The design and implementation of our static analyzer differs from that in Apposcopy [8] in the two following aspects:

  1. 1.

    Apposcopy implements its own custom static analyzer, with a significant effort spent on developing its taint-flow tracker. In contrast, we leverage on FlowDroid [1], which is known to perform a highly precise static taint analysis for Android apps. We additionally perform a number of enhancements to FlowDroid as described in Sect. 4.2.

  2. 2.

    Apposcopy requires its authors to manually inspect malware samples and craft the signature for each malware family. Its experimentation was then carried out to check whether a set of existing malware samples and benign apps match all the predicates in the manually-crafted signatures. In contrast, we need to compile a generic pattern base only once, from which our analyzer then automatically profiles all existing malware families. Hence, our analyzer not only checks the existence of certain behavior patterns within target apps, but also profiles all existing malware families and then associates a sample with its correct family in an automated manner as reported in Sect. 5.

DroidMiner [17] generates a behavior graph in order to mine segments of the graph that might correspond to known suspicious behavior, which are called modalities in the work. While our specification makes use of declarative, human-formulated operation sequences to be searched on samples from the control- and taint-flow viewpoints, DroidMiner extracts graph-reduction based modalities to be further processed by a classifier or associated with the rule mining process. Due to this, our approach in specifying malicious behavior is thus more in line with how human analysts work in analyzing a malicious app.
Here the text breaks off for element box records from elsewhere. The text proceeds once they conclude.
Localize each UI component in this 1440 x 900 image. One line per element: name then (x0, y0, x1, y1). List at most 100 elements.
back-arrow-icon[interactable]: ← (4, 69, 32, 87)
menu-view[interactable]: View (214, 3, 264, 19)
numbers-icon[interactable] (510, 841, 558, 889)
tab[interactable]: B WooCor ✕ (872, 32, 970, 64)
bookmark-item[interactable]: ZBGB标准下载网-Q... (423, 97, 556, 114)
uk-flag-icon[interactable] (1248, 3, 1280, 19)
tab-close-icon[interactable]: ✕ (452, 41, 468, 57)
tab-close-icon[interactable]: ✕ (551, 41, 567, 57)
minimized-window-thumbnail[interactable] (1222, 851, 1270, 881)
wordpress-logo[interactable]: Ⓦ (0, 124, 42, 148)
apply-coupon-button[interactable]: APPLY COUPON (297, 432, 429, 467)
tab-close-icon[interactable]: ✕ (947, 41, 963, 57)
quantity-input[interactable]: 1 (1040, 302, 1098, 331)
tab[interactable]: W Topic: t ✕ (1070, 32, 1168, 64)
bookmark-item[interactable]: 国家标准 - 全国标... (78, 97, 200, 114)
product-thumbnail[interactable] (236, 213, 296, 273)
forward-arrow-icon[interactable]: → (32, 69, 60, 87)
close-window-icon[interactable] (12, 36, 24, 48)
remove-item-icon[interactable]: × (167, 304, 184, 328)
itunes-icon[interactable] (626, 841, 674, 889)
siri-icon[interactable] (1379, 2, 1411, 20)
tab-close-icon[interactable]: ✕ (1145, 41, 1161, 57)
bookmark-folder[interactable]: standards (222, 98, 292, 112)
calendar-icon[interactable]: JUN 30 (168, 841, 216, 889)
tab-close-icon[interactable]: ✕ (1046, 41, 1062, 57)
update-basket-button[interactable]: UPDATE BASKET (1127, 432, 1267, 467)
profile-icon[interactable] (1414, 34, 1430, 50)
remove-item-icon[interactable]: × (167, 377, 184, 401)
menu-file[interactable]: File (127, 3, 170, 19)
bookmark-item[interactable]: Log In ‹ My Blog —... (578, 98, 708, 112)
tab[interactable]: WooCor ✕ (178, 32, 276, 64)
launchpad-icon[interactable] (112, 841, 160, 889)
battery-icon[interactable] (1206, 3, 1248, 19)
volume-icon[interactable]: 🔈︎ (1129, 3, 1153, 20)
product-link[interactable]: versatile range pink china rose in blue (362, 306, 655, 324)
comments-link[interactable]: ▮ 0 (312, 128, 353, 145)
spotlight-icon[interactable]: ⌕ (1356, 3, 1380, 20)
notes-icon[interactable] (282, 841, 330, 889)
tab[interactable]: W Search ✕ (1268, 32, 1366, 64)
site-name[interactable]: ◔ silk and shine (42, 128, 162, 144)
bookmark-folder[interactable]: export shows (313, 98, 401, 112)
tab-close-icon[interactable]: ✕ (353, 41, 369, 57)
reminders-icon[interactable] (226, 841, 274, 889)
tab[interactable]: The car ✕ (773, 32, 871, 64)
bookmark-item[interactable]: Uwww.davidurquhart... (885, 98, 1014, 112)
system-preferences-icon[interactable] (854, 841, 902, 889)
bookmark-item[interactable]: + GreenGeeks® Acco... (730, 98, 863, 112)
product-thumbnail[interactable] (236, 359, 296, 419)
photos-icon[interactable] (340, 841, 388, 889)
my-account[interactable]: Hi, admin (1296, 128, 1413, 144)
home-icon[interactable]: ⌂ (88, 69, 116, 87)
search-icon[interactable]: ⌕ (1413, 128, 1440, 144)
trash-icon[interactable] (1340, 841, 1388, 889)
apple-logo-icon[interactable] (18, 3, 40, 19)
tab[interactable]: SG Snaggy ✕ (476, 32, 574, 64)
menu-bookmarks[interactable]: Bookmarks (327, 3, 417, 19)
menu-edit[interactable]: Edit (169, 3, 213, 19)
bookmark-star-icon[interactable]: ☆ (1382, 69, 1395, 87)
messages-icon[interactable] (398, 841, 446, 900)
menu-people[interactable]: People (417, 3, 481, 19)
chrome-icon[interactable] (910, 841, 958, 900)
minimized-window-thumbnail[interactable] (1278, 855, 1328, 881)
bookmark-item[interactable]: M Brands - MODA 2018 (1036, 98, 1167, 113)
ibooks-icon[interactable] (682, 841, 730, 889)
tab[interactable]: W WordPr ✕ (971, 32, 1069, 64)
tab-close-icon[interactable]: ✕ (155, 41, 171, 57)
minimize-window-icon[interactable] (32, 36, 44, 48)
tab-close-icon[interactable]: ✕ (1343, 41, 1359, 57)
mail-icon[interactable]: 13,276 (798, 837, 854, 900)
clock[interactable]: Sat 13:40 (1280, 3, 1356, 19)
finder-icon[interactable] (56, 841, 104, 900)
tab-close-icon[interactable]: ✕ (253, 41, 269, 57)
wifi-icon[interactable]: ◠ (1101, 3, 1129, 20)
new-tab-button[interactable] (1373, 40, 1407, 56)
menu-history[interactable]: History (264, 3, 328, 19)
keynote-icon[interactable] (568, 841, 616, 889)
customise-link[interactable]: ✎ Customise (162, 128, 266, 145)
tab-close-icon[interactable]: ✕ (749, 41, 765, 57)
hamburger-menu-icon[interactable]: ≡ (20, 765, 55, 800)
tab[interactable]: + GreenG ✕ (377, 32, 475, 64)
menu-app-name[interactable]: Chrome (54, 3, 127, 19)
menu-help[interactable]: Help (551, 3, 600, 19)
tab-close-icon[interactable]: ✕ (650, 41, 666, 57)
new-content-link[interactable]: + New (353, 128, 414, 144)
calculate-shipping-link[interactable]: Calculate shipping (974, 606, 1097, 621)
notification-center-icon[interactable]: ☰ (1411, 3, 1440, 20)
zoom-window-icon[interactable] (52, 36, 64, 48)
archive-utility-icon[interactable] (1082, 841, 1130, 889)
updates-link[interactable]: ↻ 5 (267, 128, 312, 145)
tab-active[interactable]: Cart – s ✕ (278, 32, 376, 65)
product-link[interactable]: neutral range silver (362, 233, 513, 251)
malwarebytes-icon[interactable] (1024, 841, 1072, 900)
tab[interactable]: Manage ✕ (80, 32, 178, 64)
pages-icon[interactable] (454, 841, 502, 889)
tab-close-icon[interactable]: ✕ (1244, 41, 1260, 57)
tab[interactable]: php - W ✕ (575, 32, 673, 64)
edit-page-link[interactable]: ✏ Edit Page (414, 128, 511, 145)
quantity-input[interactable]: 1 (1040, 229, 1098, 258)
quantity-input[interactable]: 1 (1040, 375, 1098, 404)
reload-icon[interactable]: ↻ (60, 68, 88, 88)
RiskRanker [10] detects malware samples, including possible zero-day ones, that invoke known root exploit, illegal cost creation and privacy-violation exploit patterns. DroidRanger [22] analyzes apps based on their permission-based behavioral footprint. While the two systems describe and scan for behavior patterns, they however lack a generic declarative behavior model that can concisely specify behavior patterns, and is also robust against transformation attacks.

FlowDroid [1] is a highly precise static taint analysis tool for Android apps, which is context, flow, field and object sensitive. Our work extends FlowDroid, which implicitly detects only privacy-leakage operations involving a pair of source and sink, to deal with any general sequence-based operations. Our improved analyzer not only reports privacy leakages, but also analyzes and characterizes an untrusted app, and then associates it with a known malware family.

Pegasus [3] detects malicious behavior that violates the temporal properties of safe interactions between an app and the Android event system. It thus can detect, for instance, if an operation is invoked without the prerequisite GUI-based interaction that indicates the user’s consent. Meanwhile, AppIntent [18] checks if a data transmission in an app is intended by the user. Similar to these two systems, our work considers operations that are invoked without user involvement. Our analyzer can implement a feature that looks for a sequence of operations, whose sub-path(s) exclude any operations from within UI-related callback methods. The presence of these patterns, which are declaratively specified, are used by our analyzer to characterize and classify a malware sample.

8 Conclusion

We have presented our sequence-based specification scheme called SeqMalSpec, which is concise, convenient and sufficiently expressive to capture malicious behavior in mobile environments. We have also demonstrated how SeqMalSpec can be utilized by a static analyzer to characterize apps in terms of their malicious behavior patterns. Experiments have shown that the analyzer can associate a malicious app with its correct malware family with a high accuracy of 97.2 %, while still being able to differentiate benign apps from the profiled malware families with an accuracy of 97.6 %. Lastly, we have also demonstrated the analyzer’s robustness against various code obfuscation attacks. The proposed SeqMalSpec, as we foresee it, will thus open up various other effective approaches to mitigating malware in mobile environments, including the malware-plagued Android platform that commands a huge user base.